En tenant compte des périodes de pêche et des limites de prise applicables au lieu de pêche, un pêcheur peut posséder vivants, durant sa pêche et sur le lieu de pêche, les poissons qu'il a capturés. Il est permis de transporter des poissons appâts vivants dans certaines zones (voir Poissons appâts, page 10).
Dans le cas du saumon atlantique, le pêcheur qui prend et garde un saumon atlantique doit respecter les conditions requises d'étiquetage (voir Étiquetage et enregistrement du saumon, page 6).
Lorsqu’on a en sa possession, ailleurs qu’à sa résidence permanente, du poisson pris à la pêche sportive, celui-ci doit être dans un état tel qu’on peut en déterminer l’espèce (par exemple, en laissant sur la chair suffisamment de peau pour l’identifier), la longueur et le nombre. Lorsqu’une limite de longueur s’applique, le poisson doit être transporté de manière à pouvoir en mesurer la longueur.

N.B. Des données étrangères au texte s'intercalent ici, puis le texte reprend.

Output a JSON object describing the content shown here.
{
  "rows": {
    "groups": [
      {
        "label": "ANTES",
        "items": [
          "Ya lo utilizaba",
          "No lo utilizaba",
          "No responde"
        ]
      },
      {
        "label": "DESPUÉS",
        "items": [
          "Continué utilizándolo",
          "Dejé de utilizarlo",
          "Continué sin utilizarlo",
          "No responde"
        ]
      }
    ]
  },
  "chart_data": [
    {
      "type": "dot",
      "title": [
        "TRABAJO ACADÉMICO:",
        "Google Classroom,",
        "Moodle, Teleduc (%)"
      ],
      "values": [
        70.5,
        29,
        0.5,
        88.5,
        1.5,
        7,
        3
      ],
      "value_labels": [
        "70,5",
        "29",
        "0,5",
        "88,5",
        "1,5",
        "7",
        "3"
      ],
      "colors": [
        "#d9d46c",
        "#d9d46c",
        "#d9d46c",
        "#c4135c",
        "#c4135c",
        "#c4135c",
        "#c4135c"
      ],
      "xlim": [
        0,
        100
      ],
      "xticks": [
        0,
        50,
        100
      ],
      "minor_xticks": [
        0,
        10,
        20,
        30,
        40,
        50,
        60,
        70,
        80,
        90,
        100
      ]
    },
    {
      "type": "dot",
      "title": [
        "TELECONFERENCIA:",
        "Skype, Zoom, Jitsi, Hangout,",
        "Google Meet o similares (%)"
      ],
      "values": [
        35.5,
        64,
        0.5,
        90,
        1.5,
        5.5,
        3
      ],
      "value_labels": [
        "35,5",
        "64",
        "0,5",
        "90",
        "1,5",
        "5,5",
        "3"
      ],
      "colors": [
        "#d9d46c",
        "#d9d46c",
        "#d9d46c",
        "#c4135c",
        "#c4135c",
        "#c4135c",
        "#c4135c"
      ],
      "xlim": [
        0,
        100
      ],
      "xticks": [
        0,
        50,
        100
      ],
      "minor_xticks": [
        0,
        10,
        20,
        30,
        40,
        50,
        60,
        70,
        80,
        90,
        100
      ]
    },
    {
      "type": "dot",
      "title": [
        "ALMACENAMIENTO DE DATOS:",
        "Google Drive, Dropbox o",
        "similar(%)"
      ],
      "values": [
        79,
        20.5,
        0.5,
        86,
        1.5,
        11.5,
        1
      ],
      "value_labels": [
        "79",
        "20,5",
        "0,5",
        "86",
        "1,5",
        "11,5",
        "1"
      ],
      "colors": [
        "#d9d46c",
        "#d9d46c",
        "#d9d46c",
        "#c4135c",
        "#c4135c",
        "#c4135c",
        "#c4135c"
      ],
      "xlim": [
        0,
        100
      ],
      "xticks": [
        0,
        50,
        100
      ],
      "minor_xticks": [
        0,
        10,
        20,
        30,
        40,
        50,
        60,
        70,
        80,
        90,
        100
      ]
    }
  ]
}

Pour l’application de la limite de longueur du doré lorsque le poisson est en filet, la peau doit adhérer complètement à la chair du filet sur toute sa longueur, comme il est indiqué dans la section Limites de prise, de possession et de longueur.
Il est interdit d’expédier hors du Québec du poisson pris à la pêche sportive dont la vente est interdite. Toutefois, il est permis d’emporter avec soi, en quittant le Québec, une quantité de poissons, qu’on a pris ou qu’on nous a donnés, égale à la limite de possession autorisée pour chaque espèce. Aussi, il est permis d'emporter avec soi, en quittant le Québec, tout saumon étiqueté pris à la pêche sportive que l'on a pris ou que l'on nous a donné.